Musk Risks Losing Tesla Fraud Trial If He Takes Lawyers’ Bait

Elon Musk needs a jury to believe him if the Tesla Inc. boss is to avoid being socked with potentially billions of dollars in damages at a securities fraud trial.

(Bloomberg) — Elon Musk needs a jury to believe him if the Tesla Inc. boss is to avoid being socked with potentially billions of dollars in damages at a securities fraud trial.

The chief executive officer is scheduled as soon as Friday to face off with lawyers representing investors taking him to trial in San Francisco. The shareholders contend his 2018 tweets about a plan to take the electric-car maker private with “funding secured” amounted to lies that cost them big losses from stock price swings over a 10-day period before the plan was abandoned.

The trial requires jurors to delve into Musk’s state of mind when he posted the messages, and to determine whether the billionaire’s tweets really influenced investor trading. 

In his defense, Musk’s lawyers told the jury during opening statements that while his tweets were rushed and contained technical errors, they accurately conveyed that he was sincere about taking Tesla private. 

What matters most when Musk is called to the stand, legal experts say, is how he reacts to his adversaries trying to nudge him into the sort of sardonic — and sometimes downright mean — observations for which he’s famous.

“He is the guy everybody is going to have their eyeballs on,” said Tim Crudo, a securities and criminal defense lawyer at Coblentz Patch Duffy & Bass in San Francisco. Lawyers representing the shareholders “are going to try to goad him,” Crudo said. “They’re going to try and get him to crack wise, make disparaging comments about lawyers, not answer their questions.”

Read More: Musk Jury Should Be Warned Ahead of His Testimony, Opponents Say

“If he comes across as not credible, if they don’t like him, I think it’s going to seep into the big-dollar legal questions that the jury is going to consider,” Crudo added. 

Musk has publicly expressed hostility to his legal adversaries. The case he’s fighting now mirrors a lawsuit filed by the Securities and Exchange Commission, which resulted in his reluctantly agreeing to have his future social media posts screened by a Tesla lawyer. He has railed against the agency ever since, saying at a Ted Talk last year that the pressure to settle the case was like having a gun held to his “child’s head.”

Musk is no stranger to the witness stand. In a recent court fight, he showed more restraint. At a November trial in Delaware over his pay package, he sparred with a lawyer for investors. But he was subdued and calm compared with the hostile days he spent on the stand at the same court in 2021 defending his acquisition of SolarCity.

Musk may not testify in San Francisco until Monday. When he does, the plaintiffs’ lawyer has to be careful not to cross a line in trying to provoke the CEO, Crudo said. Musk can afford to be a little combative if it comes across to jurors as a fair response to the questions, he said. 
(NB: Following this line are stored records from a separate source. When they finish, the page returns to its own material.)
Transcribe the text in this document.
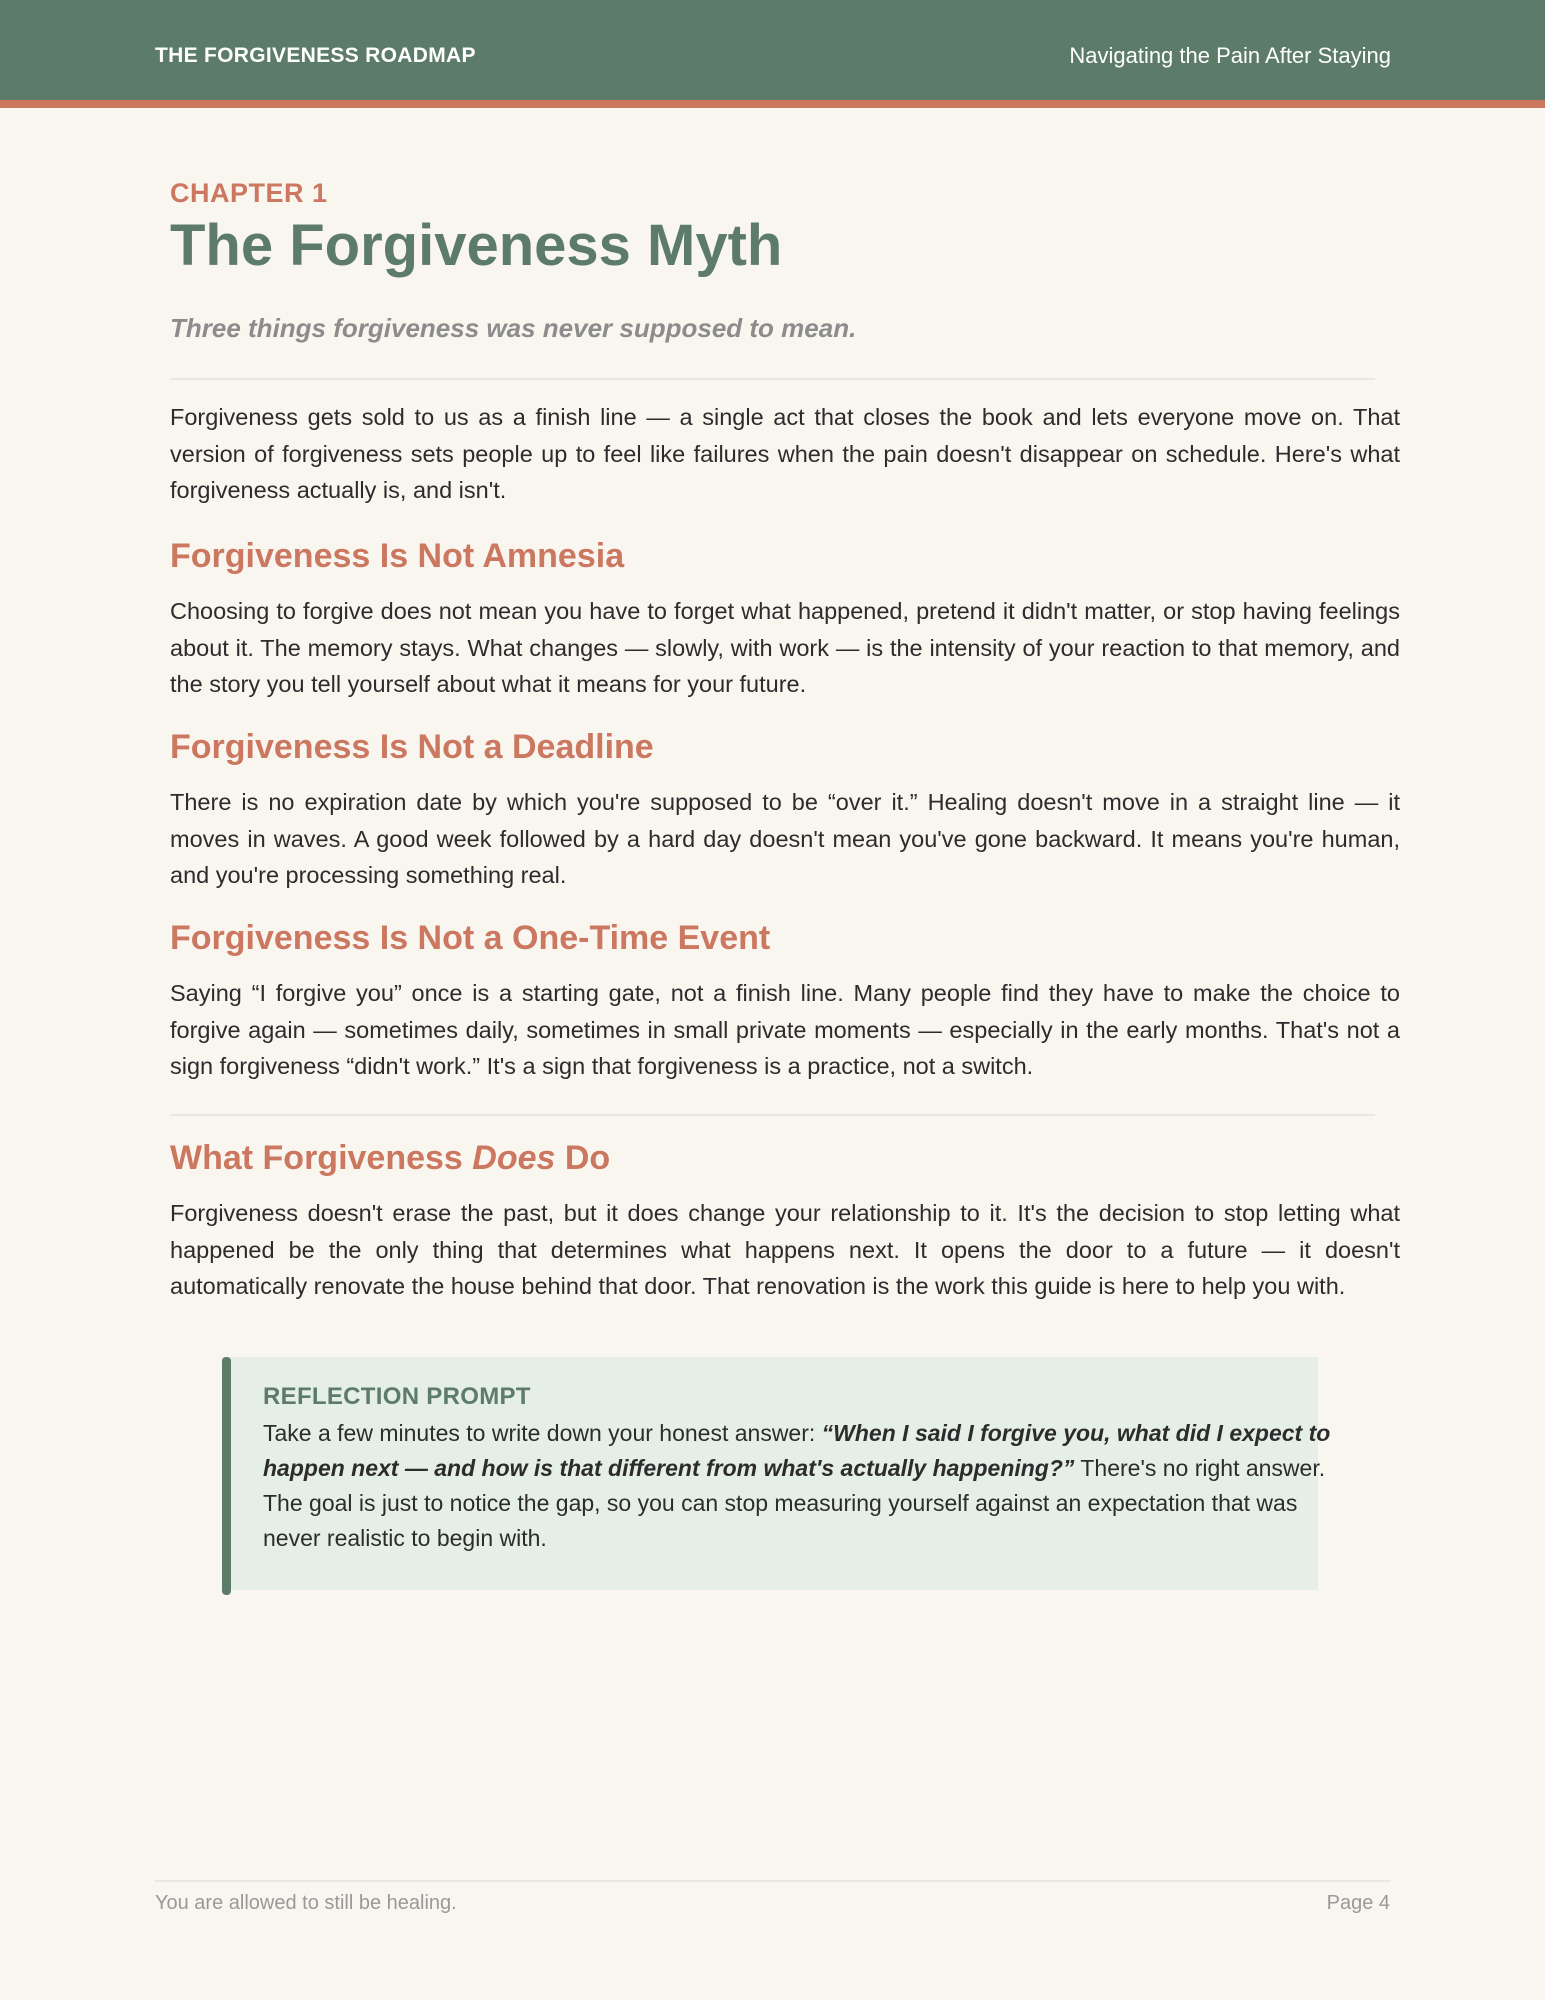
THE FORGIVENESS ROADMAP	Navigating the Pain After Staying
CHAPTER 1
The Forgiveness Myth
Three things forgiveness was never supposed to mean.

Forgiveness gets sold to us as a finish line — a single act that closes the book and lets everyone move on. That version of forgiveness sets people up to feel like failures when the pain doesn't disappear on schedule. Here's what forgiveness actually is, and isn't.

Forgiveness Is Not Amnesia

Choosing to forgive does not mean you have to forget what happened, pretend it didn't matter, or stop having feelings about it. The memory stays. What changes — slowly, with work — is the intensity of your reaction to that memory, and the story you tell yourself about what it means for your future.

Forgiveness Is Not a Deadline

There is no expiration date by which you're supposed to be “over it.” Healing doesn't move in a straight line — it moves in waves. A good week followed by a hard day doesn't mean you've gone backward. It means you're human, and you're processing something real.

Forgiveness Is Not a One-Time Event

Saying “I forgive you” once is a starting gate, not a finish line. Many people find they have to make the choice to forgive again — sometimes daily, sometimes in small private moments — especially in the early months. That's not a sign forgiveness “didn't work.” It's a sign that forgiveness is a practice, not a switch.

What Forgiveness Does Do

Forgiveness doesn't erase the past, but it does change your relationship to it. It's the decision to stop letting what happened be the only thing that determines what happens next. It opens the door to a future — it doesn't automatically renovate the house behind that door. That renovation is the work this guide is here to help you with.

REFLECTION PROMPT

Take a few minutes to write down your honest answer: “When I said I forgive you, what did I expect to happen next — and how is that different from what's actually happening?” There's no right answer. The goal is just to notice the gap, so you can stop measuring yourself against an expectation that was never realistic to begin with.

You are allowed to still be healing.	Page 4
“If they get the sense the lawyer’s goading him and baiting, and they don’t like the lawyer, then they’re going to give Musk permission to tee off on the lawyer because they’re going to think the lawyer deserved it,” Crudo said. Lawyers for the shareholders “want to let his inner Elon Musk come out. All the things that make him very popular and successful are things that may not serve him well on the stand.”